The problem is a technology gap. DJS workers most often communicate with their young charges using their office landline phones. But as Jason Tashea points out, “no child leaves a voice mail,” and many young people today also shun email. Texting is how they connect with the world — almost 100 percent of texts sent are opened and read — but the criminal justice system hasn’t kept pace. As a result, messages about court dates and other important information are often missed. The frequent result: incarceration.

“You want to keep kids out of detention as much as possible.”

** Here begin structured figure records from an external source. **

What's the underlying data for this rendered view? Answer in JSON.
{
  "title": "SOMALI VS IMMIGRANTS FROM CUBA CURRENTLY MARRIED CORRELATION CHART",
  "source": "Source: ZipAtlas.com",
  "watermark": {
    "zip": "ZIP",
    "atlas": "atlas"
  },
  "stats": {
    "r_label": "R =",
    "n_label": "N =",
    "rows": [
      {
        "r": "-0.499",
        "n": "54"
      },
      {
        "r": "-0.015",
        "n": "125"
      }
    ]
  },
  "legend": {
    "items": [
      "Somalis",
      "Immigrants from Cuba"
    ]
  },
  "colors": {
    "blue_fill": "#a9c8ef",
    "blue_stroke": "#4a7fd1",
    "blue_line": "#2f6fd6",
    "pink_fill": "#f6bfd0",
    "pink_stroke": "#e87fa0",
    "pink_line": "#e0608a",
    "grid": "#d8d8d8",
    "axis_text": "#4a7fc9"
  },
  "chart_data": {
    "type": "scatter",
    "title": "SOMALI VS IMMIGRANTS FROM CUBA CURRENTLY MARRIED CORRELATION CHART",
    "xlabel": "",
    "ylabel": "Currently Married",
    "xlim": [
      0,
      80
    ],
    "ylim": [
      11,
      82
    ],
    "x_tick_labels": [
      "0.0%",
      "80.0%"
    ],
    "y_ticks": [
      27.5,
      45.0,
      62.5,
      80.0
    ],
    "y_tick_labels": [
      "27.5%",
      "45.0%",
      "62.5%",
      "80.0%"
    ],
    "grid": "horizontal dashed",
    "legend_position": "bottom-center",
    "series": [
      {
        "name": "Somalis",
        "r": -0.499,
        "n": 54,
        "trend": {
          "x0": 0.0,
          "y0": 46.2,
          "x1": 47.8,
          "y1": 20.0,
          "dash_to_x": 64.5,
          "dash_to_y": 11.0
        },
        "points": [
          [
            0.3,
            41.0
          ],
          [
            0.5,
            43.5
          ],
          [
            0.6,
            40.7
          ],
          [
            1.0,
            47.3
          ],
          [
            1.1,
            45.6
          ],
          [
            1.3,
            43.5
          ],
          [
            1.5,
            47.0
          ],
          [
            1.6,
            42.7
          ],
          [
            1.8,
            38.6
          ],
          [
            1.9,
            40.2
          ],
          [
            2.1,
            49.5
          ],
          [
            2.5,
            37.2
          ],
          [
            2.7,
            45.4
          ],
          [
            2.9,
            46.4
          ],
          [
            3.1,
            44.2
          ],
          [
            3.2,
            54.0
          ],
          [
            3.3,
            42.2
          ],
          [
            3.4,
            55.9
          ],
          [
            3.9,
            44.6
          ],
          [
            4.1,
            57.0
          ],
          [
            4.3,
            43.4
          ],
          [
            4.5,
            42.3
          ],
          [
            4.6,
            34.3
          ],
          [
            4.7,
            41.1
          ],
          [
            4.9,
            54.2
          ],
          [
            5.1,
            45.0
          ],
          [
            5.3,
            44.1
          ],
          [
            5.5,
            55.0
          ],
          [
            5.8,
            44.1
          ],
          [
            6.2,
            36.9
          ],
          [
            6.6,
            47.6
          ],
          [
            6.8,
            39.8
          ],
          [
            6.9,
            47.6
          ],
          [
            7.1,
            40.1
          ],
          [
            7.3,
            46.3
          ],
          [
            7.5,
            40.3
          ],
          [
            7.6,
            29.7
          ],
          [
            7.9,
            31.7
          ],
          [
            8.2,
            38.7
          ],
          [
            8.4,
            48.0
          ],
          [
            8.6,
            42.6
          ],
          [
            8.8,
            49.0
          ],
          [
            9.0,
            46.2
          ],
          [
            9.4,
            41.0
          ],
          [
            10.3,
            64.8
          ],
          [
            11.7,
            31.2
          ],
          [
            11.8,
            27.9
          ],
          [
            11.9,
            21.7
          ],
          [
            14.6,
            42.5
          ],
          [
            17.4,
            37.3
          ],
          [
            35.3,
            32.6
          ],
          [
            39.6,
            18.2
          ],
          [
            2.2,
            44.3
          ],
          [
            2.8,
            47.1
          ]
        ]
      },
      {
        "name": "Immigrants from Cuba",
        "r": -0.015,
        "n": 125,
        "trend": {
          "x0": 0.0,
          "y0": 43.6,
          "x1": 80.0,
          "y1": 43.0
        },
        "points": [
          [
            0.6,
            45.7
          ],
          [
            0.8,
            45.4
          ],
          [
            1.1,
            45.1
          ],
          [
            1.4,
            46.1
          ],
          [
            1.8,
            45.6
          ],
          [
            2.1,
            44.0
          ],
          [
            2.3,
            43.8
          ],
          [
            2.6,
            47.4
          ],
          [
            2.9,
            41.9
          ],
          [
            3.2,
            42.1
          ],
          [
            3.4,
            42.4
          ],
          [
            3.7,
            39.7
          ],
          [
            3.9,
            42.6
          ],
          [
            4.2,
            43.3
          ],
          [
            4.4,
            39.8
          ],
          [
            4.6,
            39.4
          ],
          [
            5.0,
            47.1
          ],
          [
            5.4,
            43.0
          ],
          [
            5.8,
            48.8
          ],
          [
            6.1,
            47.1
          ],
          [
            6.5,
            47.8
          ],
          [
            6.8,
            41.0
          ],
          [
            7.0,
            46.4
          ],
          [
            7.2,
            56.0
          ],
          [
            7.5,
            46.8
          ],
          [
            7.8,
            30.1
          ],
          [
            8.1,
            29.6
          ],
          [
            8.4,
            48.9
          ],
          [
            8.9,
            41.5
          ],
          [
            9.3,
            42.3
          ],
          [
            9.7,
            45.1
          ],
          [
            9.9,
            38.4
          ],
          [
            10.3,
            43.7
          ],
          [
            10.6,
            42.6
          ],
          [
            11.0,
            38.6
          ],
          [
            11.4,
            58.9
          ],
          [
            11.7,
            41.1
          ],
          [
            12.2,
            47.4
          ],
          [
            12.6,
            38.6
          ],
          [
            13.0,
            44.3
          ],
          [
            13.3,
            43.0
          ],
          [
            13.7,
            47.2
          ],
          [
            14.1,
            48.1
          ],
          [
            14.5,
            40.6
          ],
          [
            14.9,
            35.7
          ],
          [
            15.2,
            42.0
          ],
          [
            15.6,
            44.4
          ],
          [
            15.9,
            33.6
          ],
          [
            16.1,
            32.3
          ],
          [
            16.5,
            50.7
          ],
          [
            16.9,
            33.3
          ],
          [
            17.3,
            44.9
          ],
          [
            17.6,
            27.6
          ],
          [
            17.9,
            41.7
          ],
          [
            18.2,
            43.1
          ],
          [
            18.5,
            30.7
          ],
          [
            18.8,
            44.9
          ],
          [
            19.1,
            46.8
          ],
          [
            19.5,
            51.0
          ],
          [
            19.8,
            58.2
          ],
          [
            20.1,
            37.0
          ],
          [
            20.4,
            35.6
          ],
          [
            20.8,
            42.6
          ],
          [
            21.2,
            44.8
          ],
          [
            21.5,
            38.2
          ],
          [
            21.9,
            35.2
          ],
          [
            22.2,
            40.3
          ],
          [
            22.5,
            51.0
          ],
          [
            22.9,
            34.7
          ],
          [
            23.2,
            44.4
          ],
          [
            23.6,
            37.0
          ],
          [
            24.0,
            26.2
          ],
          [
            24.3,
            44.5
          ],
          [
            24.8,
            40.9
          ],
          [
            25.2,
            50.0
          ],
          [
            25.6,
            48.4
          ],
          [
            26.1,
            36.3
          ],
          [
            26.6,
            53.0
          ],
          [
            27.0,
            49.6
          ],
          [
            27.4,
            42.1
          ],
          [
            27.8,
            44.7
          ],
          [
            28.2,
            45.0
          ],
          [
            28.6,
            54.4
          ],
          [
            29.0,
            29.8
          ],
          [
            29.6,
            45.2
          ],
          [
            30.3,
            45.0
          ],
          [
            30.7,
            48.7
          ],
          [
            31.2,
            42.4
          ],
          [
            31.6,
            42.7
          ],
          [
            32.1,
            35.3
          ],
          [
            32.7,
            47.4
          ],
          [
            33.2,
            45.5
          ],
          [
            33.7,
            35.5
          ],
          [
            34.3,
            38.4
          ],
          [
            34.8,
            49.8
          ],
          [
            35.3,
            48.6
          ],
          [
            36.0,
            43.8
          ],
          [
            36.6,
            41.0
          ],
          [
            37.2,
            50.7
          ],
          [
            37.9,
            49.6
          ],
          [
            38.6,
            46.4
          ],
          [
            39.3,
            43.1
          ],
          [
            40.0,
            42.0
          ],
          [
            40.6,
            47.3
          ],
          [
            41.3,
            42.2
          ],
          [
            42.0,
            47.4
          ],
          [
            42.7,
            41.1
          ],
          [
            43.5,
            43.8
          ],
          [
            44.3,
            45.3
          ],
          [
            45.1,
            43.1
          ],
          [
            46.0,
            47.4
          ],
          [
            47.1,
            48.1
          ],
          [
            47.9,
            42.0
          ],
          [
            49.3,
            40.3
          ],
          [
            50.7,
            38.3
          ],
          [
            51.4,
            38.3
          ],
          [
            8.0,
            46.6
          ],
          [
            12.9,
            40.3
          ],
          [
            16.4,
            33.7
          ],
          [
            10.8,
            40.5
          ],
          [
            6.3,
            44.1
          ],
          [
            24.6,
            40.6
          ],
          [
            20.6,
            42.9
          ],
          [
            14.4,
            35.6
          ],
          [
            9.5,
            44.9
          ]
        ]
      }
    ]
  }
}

“Kids are expected to keep court dates, but they don’t keep calendars,” says Tashea, who has devised a solution designed to put low-cost texting technology into DJS workers’ hands.

 

Tashea, 30, notes that two recent reports showed a high percentage of young people are being sent to detention not for committing actual crimes but for technicalities such as missing a court-ordered class or failing to meet with a caseworker. And when youths are incarcerated, a cascade of problems often follows: missed school, lowered self-esteem, greater likelihood to re-offend.

 

“You want to keep kids out of detention as much as possible — and especially for technical violations,” Tashea says.

 

Tashea’s revelation came during a meeting on an unrelated subject, when a DJS employee made an offhand remark about being unable to send texts to youths because caseworkers aren’t given cellphones. (Tashea says the workers used to be issued cellphones, but this was halted during the recession as a cost-cutting measure.)

Fortunately, it is not necessary to have a cellphone in order to transmit messages by text. All caseworkers would need is an application installed on their work computers utilizing web-based SMS texting technology. This is what Tashea is developing, and DJS is on board with the idea. Once it’s up and running in Baltimore, Tashea says it should be possible to export it to other jurisdictions.

 

Tashea, the former juvenile justice policy director for Baltimore-based Advocates for Children and Youth, says the criminal justice system needs to recognize the different needs and situations of youthful offenders. Despite the “super predator” myth that gained popularity some years back, most youths in the system are there for nonviolent misdemeanors.

 

The idea was to create a cheap alternative that creates better outcomes,” Tashea says, noting that a one-cent text message can potentially save the $77 a day it costs taxpayers to keep a youth in detention. “It makes sense on all ends.”